Ramsey goes on to tell the story of how, on the same night, a lone Liberal MP, Susan Ley, "did an extremely courageous thing...speak for the Palestinian people. She was the only MP [out of 150] who did...When Rudd and Nelson had spoken at midday I counted 53 Government MPs present, including 6 ministers, and 39 Coalition MPs. When Ley got the call 7 1/2 hours later...to speak on the adjournment, there were 5 people in the public gallery, 4 Labor MPs and 2 Coalition MPs in the chamber, and one journalist in the press gallery." Ramsey gives an edited version of Sussan Ley's speech, from which I quote the following:-

"Israel has many friends in this country and in the Parliament. The Palestinians, by comparison, have few. Theirs is not a popular cause. But it is one I support, in part out of knowledge that the victors of WW II, including Australia, wrote a 'homeland' cheque to cover the sins of the holocaust and centuries of anti-semitism in Europe, but it was the Palestinians who had to cash it."

Ley referred to Israel's 'achievements' (though mistakenly describing the Jewish ethnocratic state as a "democracy"), its "40-year occupation of the Palestinain territories, its continued expansion of [illegal Israeli] settlements [on Palestinian land] and its refusal to allow the return of expelled refugees." She also asserted that "The current blockade of Gaza, confiscation of Palestinian land, and the expansion of settlements must be mentioned in the context of today's motion."

"We are the leaders of our generation. We are accountable for results. If the principal protagonists and the rest of the world community hand Palestine on to the next generation as a twisted mess of grievance, hatred and retribution, then we have failed.
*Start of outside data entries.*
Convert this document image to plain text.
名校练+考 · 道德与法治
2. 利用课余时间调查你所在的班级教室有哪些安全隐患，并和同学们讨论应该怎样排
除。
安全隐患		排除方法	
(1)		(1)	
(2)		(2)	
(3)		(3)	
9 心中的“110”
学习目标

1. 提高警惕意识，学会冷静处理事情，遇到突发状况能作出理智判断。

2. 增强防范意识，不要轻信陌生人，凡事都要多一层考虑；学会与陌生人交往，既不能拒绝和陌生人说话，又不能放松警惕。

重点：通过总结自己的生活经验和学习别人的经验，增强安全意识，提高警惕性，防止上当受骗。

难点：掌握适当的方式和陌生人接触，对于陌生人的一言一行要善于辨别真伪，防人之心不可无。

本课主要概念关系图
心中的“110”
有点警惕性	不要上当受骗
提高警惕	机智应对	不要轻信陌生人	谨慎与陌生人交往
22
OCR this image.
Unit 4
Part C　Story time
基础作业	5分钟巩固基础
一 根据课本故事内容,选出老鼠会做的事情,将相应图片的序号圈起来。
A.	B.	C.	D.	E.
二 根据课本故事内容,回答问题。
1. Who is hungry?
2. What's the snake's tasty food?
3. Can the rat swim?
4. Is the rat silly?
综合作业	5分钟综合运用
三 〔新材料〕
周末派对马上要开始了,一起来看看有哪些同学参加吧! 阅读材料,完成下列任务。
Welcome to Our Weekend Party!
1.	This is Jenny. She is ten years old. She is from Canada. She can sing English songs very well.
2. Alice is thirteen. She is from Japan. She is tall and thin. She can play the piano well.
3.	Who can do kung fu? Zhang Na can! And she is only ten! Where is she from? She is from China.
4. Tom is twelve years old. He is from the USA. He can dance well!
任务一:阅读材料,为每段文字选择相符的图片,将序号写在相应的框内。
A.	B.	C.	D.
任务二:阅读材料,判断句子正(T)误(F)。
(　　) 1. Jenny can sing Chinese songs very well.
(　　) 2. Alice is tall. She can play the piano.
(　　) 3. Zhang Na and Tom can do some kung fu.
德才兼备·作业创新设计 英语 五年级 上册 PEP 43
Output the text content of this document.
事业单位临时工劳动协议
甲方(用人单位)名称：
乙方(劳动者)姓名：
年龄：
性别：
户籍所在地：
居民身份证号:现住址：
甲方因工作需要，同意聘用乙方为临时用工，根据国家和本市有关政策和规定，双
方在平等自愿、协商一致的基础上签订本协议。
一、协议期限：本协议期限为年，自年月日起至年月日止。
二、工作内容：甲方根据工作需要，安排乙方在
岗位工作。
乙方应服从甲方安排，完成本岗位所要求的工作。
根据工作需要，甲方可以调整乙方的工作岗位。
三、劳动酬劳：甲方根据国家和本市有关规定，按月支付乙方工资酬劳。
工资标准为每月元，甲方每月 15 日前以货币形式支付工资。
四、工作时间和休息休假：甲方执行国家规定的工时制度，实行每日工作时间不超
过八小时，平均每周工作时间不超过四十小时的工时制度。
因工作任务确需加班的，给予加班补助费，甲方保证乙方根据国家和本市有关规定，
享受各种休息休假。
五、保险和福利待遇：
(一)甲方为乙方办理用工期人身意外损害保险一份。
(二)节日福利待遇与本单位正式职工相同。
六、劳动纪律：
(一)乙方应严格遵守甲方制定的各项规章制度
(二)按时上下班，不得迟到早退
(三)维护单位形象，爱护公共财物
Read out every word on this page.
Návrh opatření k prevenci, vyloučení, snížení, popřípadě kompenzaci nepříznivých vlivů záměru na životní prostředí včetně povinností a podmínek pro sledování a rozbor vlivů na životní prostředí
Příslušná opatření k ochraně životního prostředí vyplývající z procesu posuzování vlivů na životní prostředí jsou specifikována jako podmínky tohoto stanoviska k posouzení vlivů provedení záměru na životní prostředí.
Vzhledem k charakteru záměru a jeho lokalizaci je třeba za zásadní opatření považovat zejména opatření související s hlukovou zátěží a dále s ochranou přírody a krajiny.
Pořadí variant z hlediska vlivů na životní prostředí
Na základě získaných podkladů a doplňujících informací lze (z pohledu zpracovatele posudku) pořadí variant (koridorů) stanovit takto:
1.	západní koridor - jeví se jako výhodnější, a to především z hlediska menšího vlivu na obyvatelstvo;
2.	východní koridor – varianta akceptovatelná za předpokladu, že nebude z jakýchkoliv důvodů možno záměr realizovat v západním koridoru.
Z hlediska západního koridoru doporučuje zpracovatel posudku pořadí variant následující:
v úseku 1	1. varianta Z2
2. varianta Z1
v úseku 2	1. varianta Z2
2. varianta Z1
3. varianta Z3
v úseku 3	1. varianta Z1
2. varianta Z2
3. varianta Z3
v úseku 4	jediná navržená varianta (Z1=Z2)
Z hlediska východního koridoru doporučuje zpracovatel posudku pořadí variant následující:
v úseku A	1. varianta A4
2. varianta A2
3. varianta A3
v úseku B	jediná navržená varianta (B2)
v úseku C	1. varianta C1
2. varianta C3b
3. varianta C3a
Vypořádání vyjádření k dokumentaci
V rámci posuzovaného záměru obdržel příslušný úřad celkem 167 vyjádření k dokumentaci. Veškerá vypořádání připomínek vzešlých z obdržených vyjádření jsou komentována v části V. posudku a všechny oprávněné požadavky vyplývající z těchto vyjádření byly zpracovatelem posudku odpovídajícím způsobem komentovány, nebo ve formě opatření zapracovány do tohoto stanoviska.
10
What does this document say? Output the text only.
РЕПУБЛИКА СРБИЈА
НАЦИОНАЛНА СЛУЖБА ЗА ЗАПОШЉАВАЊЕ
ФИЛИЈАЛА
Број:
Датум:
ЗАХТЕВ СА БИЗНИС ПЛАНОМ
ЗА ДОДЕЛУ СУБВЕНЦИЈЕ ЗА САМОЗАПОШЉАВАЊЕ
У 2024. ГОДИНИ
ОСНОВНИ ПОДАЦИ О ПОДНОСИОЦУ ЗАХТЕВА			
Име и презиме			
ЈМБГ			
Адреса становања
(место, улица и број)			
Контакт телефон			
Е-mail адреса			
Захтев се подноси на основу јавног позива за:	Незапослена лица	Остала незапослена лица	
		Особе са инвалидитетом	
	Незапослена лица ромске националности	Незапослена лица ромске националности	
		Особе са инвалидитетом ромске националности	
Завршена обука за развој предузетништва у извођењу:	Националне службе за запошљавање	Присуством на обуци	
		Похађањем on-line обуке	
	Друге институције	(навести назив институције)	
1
The last 2 generations of leaders have failed to produce peace. Let us renew our efforts."

Ramsey reflected: "Unlike earlier in the day, nobody applauded - though I wished I could have. Many Australians, too, had they been present, surely would have wanted to acknowledge such a speech of such honesty and sensibility...Ley put the grovelling Rudd and Nelson to shame. The truth is there is no real debate in this country about the travesty of what is happening in the Middle East, and there are those in the community who, with their money and influence, do all they can to ensure no such open debate occurs, either in the national Parliament, in the media or anywhere else. So why was the Rudd Government, in its first 4 months in office, doing what no Australian government or parliament had done, to acknowledge any of the decades of Israeli statehood since the Six-Day War in 1967 saw the Israeli military occupy the Palestinian territories of the West Bank and Gaza and ignore 40 years of mutual violence and barbarity as well as 40 years of UN resolutions to withdraw? The Howard government did not 'honour' Israel's 50th anniversary...nor the Hawke government the 40th...nor the Fraser government the 30th...Why the 60th in 2008 the instant a Labor Government comes to power?"

Ramsey's question demands an answer. At least one Labor MP was trying to prise one out of the PM: "When the Labor caucus met on Tuesday...Sydney's Julia Irwin asked Rudd this very question. Why? Irwin never takes a backward step in her defence of Palestinian rights, but all she got from Rudd this time was waffle. He did not explicitly respond as to why 60 might be different from earlier decades when the Parliament had done nothing and neither had earlier governments. And no Labor MP supported Irwin in pushing it. She was a lone voice in the Labor caucus as Susan Ley was in the Parliament. How's that for political ticker?"

Unfortunately, like Ley and Irwin in federal politics, Alan Ramsey is a lone voice in Australian journalism. What have we come to? Where are we going?